Les médias, le gouvernement même, sont angoissés : la grande CGT serait menacée de paralysie par le débat sur la succession de Bernard Thibault à la tête de la principale centrale syndicale. Pourtant la grande majorité des militantEs CGT sont partagés entre indifférence, étonnement et agacement. En tout cas, nullement perturbés dans leur activité militante quotidienne dans l’entreprise ou le service. Ce que révèle ou met en lumière cette cacophonie au sommet de la CGT, c’est tout d’abord la réalité du fonctionnement bureaucratique d’une telle direction, dont personne ne semble comprendre les motivations, les enjeux. Le secrétaire général sait et décideLe premier étonnement vient de l’acharnement de Thibault à imposer son choix personnel pour sa succession. La prise de distance bureaucratique de la direction de la centrale atteint aujourd’hui un stade extrême. La ligne politique et les choix imposés par Thibault sont plus le résultat des cogitations de groupes de conseillers, d’experts largement autonomes des structures officielles. Et, fort de cette « expertise », Thibault est convaincu de sa capacité à imposer ses choix, coûte que coûte. Pourtant, déjà lors du référendum sur le Traité constitutionnel européen (TCE) de 2005, de nombreuses structures intermédiaires (unions départementales, fédérations) avaient traduit la volonté des militantEs. Elles avaient imposé un rejet du traité contre l’avis du lobby confédéral animé par Decaillon (secrétaire de la Confédération européenne des syndicats et ancien responsable des questions internationales de la CGT) et Daniel Retureau (membre du Comité économique et social de l’Union européenne et représentant de la CGT au Bureau international). La rancune tenace contre un Aubin responsable d’une fédération qui s’était opposée au TCE, au projet de réorganisation de la CGT et à l’accord sur la représentativité, et la volonté d’imposer une femme à la direction sont des explications complémentaires de cet acharnement.

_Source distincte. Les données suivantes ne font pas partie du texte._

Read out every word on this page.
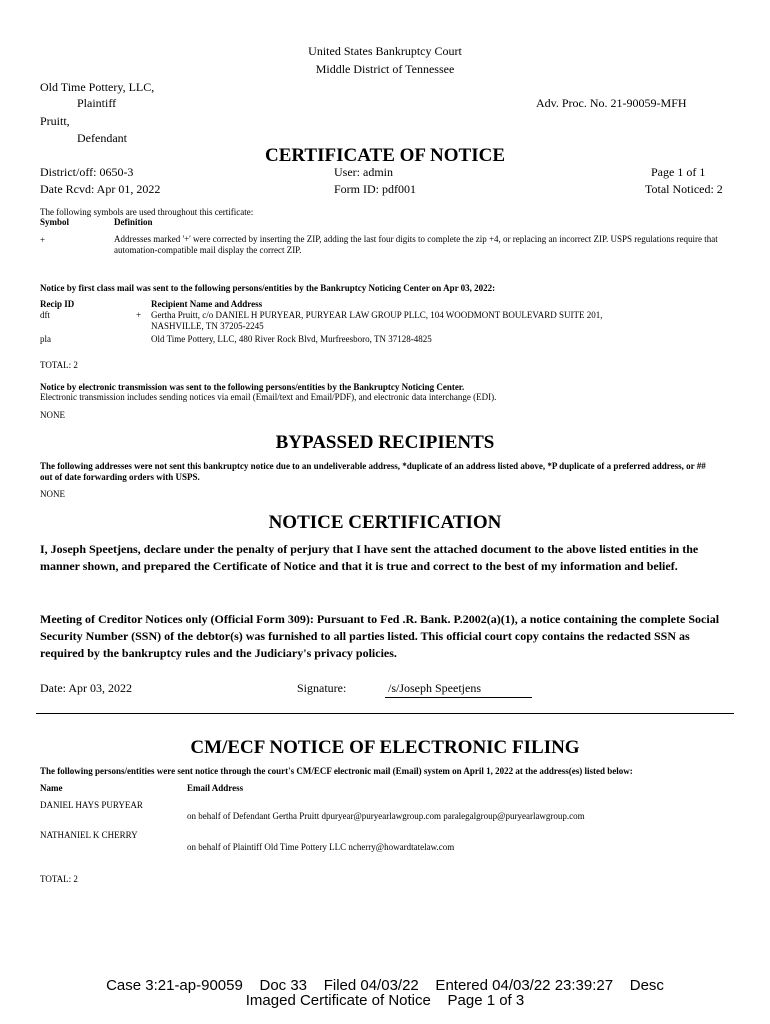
United States Bankruptcy Court
Middle District of Tennessee
Old Time Pottery, LLC,
Plaintiff	Adv. Proc. No. 21-90059-MFH
Pruitt,
Defendant
CERTIFICATE OF NOTICE
District/off: 0650-3	User: admin	Page 1 of 1
Date Rcvd: Apr 01, 2022	Form ID: pdf001	Total Noticed: 2
The following symbols are used throughout this certificate:
Symbol	Definition
+	Addresses marked '+' were corrected by inserting the ZIP, adding the last four digits to complete the zip +4, or replacing an incorrect ZIP. USPS regulations require that automation-compatible mail display the correct ZIP.
Notice by first class mail was sent to the following persons/entities by the Bankruptcy Noticing Center on Apr 03, 2022:
Recip ID	Recipient Name and Address
dft	+ Gertha Pruitt, c/o DANIEL H PURYEAR, PURYEAR LAW GROUP PLLC, 104 WOODMONT BOULEVARD SUITE 201,
NASHVILLE, TN 37205-2245
pla	Old Time Pottery, LLC, 480 River Rock Blvd, Murfreesboro, TN 37128-4825
TOTAL: 2
Notice by electronic transmission was sent to the following persons/entities by the Bankruptcy Noticing Center.
Electronic transmission includes sending notices via email (Email/text and Email/PDF), and electronic data interchange (EDI).
NONE
BYPASSED RECIPIENTS
The following addresses were not sent this bankruptcy notice due to an undeliverable address, *duplicate of an address listed above, *P duplicate of a preferred address, or ## out of date forwarding orders with USPS.
NONE
NOTICE CERTIFICATION
I, Joseph Speetjens, declare under the penalty of perjury that I have sent the attached document to the above listed entities in the manner shown, and prepared the Certificate of Notice and that it is true and correct to the best of my information and belief.
Meeting of Creditor Notices only (Official Form 309): Pursuant to Fed .R. Bank. P.2002(a)(1), a notice containing the complete Social Security Number (SSN) of the debtor(s) was furnished to all parties listed. This official court copy contains the redacted SSN as required by the bankruptcy rules and the Judiciary's privacy policies.
Date: Apr 03, 2022	Signature:	/s/Joseph Speetjens
CM/ECF NOTICE OF ELECTRONIC FILING
The following persons/entities were sent notice through the court's CM/ECF electronic mail (Email) system on April 1, 2022 at the address(es) listed below:
Name	Email Address
DANIEL HAYS PURYEAR
on behalf of Defendant Gertha Pruitt dpuryear@puryearlawgroup.com paralegalgroup@puryearlawgroup.com
NATHANIEL K CHERRY
on behalf of Plaintiff Old Time Pottery LLC ncherry@howardtatelaw.com
TOTAL: 2
Case 3:21-ap-90059    Doc 33    Filed 04/03/22    Entered 04/03/22 23:39:27    Desc
Imaged Certificate of Notice    Page 1 of 3
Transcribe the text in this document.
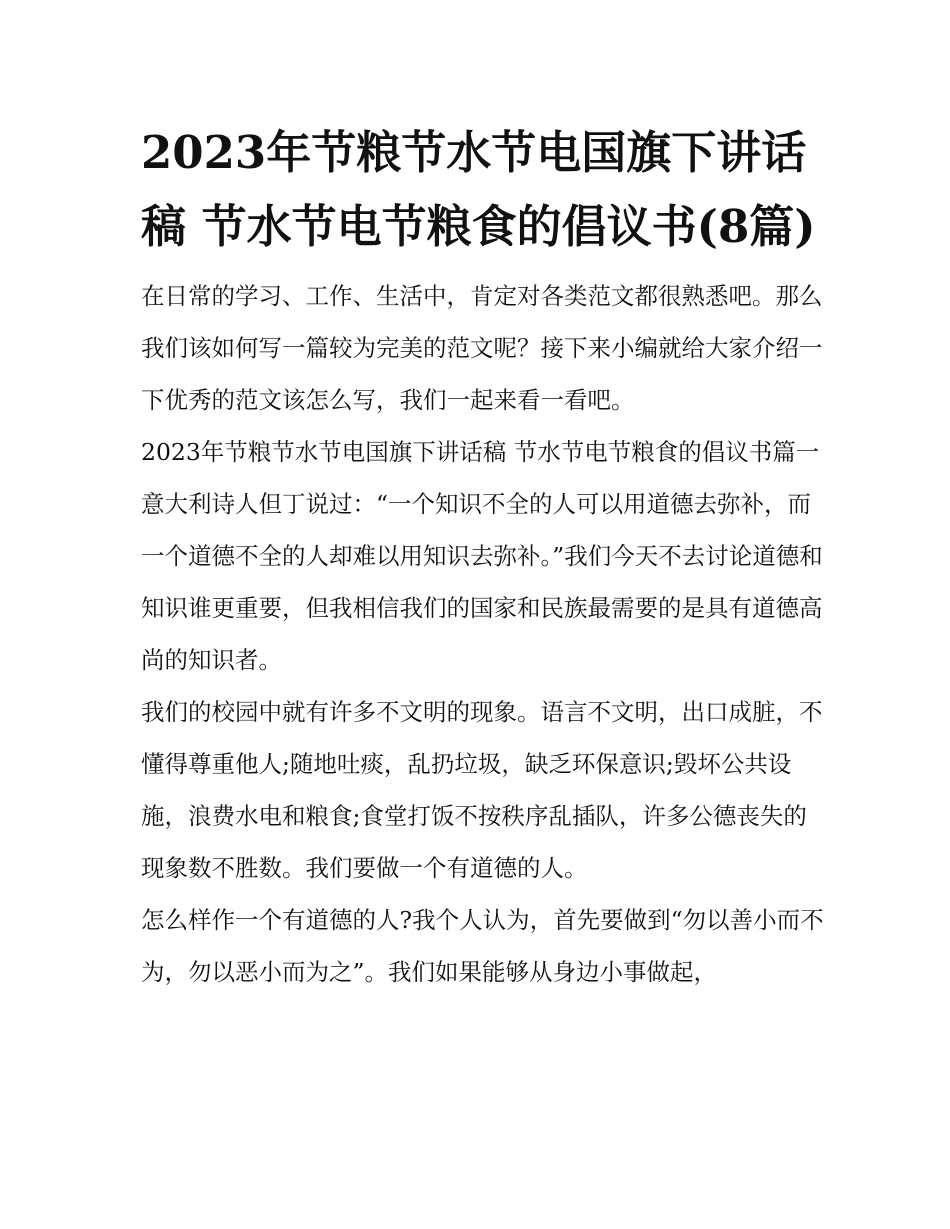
2023年节粮节水节电国旗下讲话稿 节水节电节粮食的倡议书(8篇)

在日常的学习、工作、生活中，肯定对各类范文都很熟悉吧。那么我们该如何写一篇较为完美的范文呢？接下来小编就给大家介绍一下优秀的范文该怎么写，我们一起来看一看吧。

2023年节粮节水节电国旗下讲话稿 节水节电节粮食的倡议书篇一

意大利诗人但丁说过：“一个知识不全的人可以用道德去弥补，而一个道德不全的人却难以用知识去弥补。”我们今天不去讨论道德和知识谁更重要，但我相信我们的国家和民族最需要的是具有道德高尚的知识者。

我们的校园中就有许多不文明的现象。语言不文明，出口成脏，不懂得尊重他人;随地吐痰，乱扔垃圾，缺乏环保意识;毁坏公共设施，浪费水电和粮食;食堂打饭不按秩序乱插队，许多公德丧失的现象数不胜数。我们要做一个有道德的人。

怎么样作一个有道德的人?我个人认为，首先要做到“勿以善小而不为，勿以恶小而为之”。我们如果能够从身边小事做起，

La prise de distance vis-à-vis des instances est favorisée par la fin de l’hégémonie du PCF sur l’appareil de la CGT. Largement extérieur aux entreprises en tant qu’organisation politique, divisé, fracturé sur de nombreuses questions décisives, le PCF est aujourd’hui incapable d’imposer orientations et dirigeants à la confédé. Des conflits de ce genre se réglaient précédemment au sein du Bureau politique du PCF en laissant peu de place à des bavures. Les experts autour de Thibault sont plus polarisés par le PS et de ce fait en opposition avec les directions des fédérations plus « traditionnelles » (bâtiment, chimie, agro...). Des transformations à fort enjeu politiqueAinsi, c’est l’organisation de la CGT comme conséquence d’une orientation politique qui tend à la rapprocher de la CFDT qui fournit le fond des affrontements actuels concernant la succession de Thibault. Le projet de réorganisation mis en route depuis 2006 comporte deux axes importants. D’une part, au niveau territorial, l’affaiblissement des unions locales et leur relative indépendance politique les placent dans le collimateur de la confédé. Plusieurs pistes : disparition pure et simple, regroupement régional, remplacement par des syndicats de sites, de zone ou mise sous tutelle des unions départementales. Celles-ci étant elles-mêmes chapeautées par des unions régionales mieux contrôlées par la confédé. De l’autre, le regroupement des fédérations, aujourd’hui une trentaine, en seulement une dizaine autour de champs professionnels plus ou moins larges, de l’industrie aux services publics en passant par la communication. Cela signifie la mise en place de grosses structures encore plus bureaucratisées et mieux contrôlées par la confédé en même temps que la rationalisation des appareils, c’est-à-dire la suppression de dizaines de postes de responsables et de salariéEs.
Après la laborieuse mise en place du nouveau système de cotisation (Cogetise), cette réorganisation, lancée depuis 2004 est bien le principal enjeu des batailles qui se mènent au sein de l’appareil. Aubin, issu d’une fédération « traditionnelle », apparaît comme le moins centralisateur, le moins « confédéraliste », alors que Prigent et Naton, plus proches de Thibault, semblent porter une vision plus interventionniste de la confédé. La cristallisation du débat sur des personnes ne doit pas laisser penser que le fond politique est absent. Malheureusement les syndiquéEs prétendument acteurs et décideurs sont mis à l’écart sur la forme comme sur le fond.